Pendant les premiers kilomètres du marathon, je cours. Il y a des zones d’ombre et il fait un peu moins chaud, le bonheur. Vers le 4e km, à un ravito, je marche pour m’arroser…et je ne n’arrive pas à recourir…
Je marche pendant 5-6km.
Puis j’alterne course et marche (15’ course, 5’ marche). Au 15ème kilomètre, grosse montée, je marche et ensuite de l’autoroute je recours jusqu’au 20e
Là, je n’en peu plus, je suis vidé, j’ai chaud. J’arrête.

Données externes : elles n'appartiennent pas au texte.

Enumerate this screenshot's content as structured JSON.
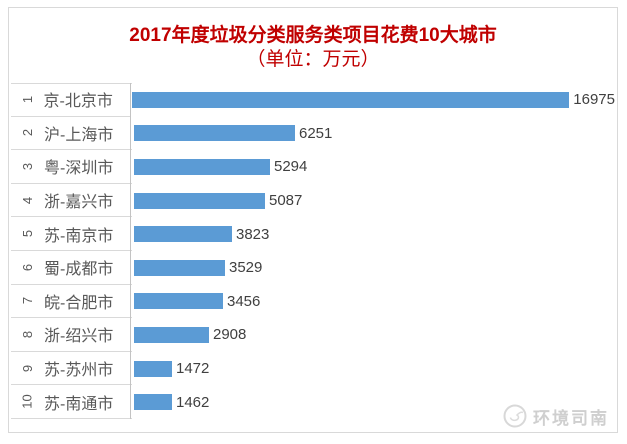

Je veux m’asseoir mais il n’y a rien que des cailloux…je m’assois par terre, j’enlève mes chaussures puis mes chaussettes, je m’allonge par terre, je mets mes mains sous ma tête, je ferme les yeux…

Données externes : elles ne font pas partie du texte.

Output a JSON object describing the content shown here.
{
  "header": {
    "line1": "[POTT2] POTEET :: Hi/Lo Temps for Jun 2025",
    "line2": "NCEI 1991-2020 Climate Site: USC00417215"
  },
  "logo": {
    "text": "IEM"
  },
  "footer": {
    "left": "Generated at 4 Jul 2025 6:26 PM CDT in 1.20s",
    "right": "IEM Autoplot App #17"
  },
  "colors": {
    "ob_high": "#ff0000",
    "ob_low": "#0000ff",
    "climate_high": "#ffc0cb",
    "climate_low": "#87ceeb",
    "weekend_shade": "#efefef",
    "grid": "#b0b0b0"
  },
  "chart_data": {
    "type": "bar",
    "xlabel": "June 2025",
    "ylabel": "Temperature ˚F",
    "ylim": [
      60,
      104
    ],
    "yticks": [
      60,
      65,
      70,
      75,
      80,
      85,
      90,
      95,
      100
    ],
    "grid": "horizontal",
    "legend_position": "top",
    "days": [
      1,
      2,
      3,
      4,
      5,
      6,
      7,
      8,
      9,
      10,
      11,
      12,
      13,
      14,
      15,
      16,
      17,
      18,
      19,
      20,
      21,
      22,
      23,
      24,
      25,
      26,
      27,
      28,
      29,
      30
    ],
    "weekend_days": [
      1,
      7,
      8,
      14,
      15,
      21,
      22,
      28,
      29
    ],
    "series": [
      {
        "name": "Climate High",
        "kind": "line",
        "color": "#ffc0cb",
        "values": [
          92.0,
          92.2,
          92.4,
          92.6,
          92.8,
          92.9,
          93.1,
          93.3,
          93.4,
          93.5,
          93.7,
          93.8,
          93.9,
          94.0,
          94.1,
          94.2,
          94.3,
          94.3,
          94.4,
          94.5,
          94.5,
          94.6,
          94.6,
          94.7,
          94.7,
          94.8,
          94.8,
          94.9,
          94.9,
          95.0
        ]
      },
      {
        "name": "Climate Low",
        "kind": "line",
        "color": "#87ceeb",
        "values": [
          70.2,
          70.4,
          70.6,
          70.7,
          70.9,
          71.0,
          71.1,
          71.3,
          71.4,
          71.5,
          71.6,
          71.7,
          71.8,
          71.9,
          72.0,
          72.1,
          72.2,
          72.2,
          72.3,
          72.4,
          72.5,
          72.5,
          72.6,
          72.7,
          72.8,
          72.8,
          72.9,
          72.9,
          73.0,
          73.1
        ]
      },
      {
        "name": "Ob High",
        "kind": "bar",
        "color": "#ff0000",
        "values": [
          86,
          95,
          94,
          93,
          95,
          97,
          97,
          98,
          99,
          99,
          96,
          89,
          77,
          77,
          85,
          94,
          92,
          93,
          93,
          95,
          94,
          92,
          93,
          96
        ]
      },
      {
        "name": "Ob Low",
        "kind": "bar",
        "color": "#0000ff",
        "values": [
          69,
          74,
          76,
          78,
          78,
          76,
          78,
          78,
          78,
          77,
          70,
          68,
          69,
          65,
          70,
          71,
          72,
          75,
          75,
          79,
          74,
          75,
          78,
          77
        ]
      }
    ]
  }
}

Je suis seul au monde, personne ne peut m’aider.
A quoi ca sert de continuer ? Qu’est-ce que je fais là ? Pourquoi je suis venu faire cette course ?
J’ouvre les yeux, je m’assois sur la route.
Si je vais à gauche, c’est que j’abandonne et que je rentre en marchant, dans 1h j’ai fini.
Si je vais à droite, la galère continue, il me reste 22km à faire, si je marche, il me reste 4-5h…

Finalement, j’ai choisi de continuer la galère certes mais aussi de passer la ligne en tant que finisher, d’avoir le courage de ne pas abandonner, de mettre mon orgueil de coté, de prendre une bonne leçon d’humilité.

C’est long et dur jusqu’au moment où on fait demi-tour. A partir de là, il ne peut plus rien m’arriver.
Je vois le panneau du 30ekm, il est 17h50 (10h50 de course) le soleil commence à se coucher. Je me dis qu’il me reste 12km et que si je me remets à courir je peux finir en moins de 12h. Je refais le calcul pour être sur de ne pas me tromper, je trottine jusqu’au ravito à 300m de moi pour vérifier que je sais courir. Je prends un coca et je repars en courant.
Il fait nuit, par moment je ne vois pas s’il y a qqn en face, je ne vois pas où je pose les pieds. Aux ravitos, je ralenti à peine, juste le temps de prends une gorgée de coca.
L’arrivée en ville est fabuleuse. Le bord de mer est plein de monde. On tape des mains à droite et à gauche. A 100m de la ligne, j’entends le speaker annoncer mon nom. Je passe la ligne. Je ne regarde même pas mon temps, ca n’a pas d’importance.
A ce moment là, je suis conscient de la chance que j’ai d’avoir pu m’entrainer, d’avoir pu prendre le départ de cette course, d’avoir vécu cette course de l’intérieur, d’avoir pu passer la ligne d’arrivée.

Des bénévoles m’emmènent me ravitailler. Je cherche les copains pour discuter de la course.
On mange un bout de pizza, je vais récupérer ma médaille, mon T-shirt finisher, mes affaires. Je rentre à l’hôtel prendre une douche. A minuit, avec un autre gars, je retourne sur la ligne d’arrivée pour accueillir les derniers finishers. Il fait 25°C et il y a encore des milliers de personnes.
Et voilà, la course est terminée. La saison est finie.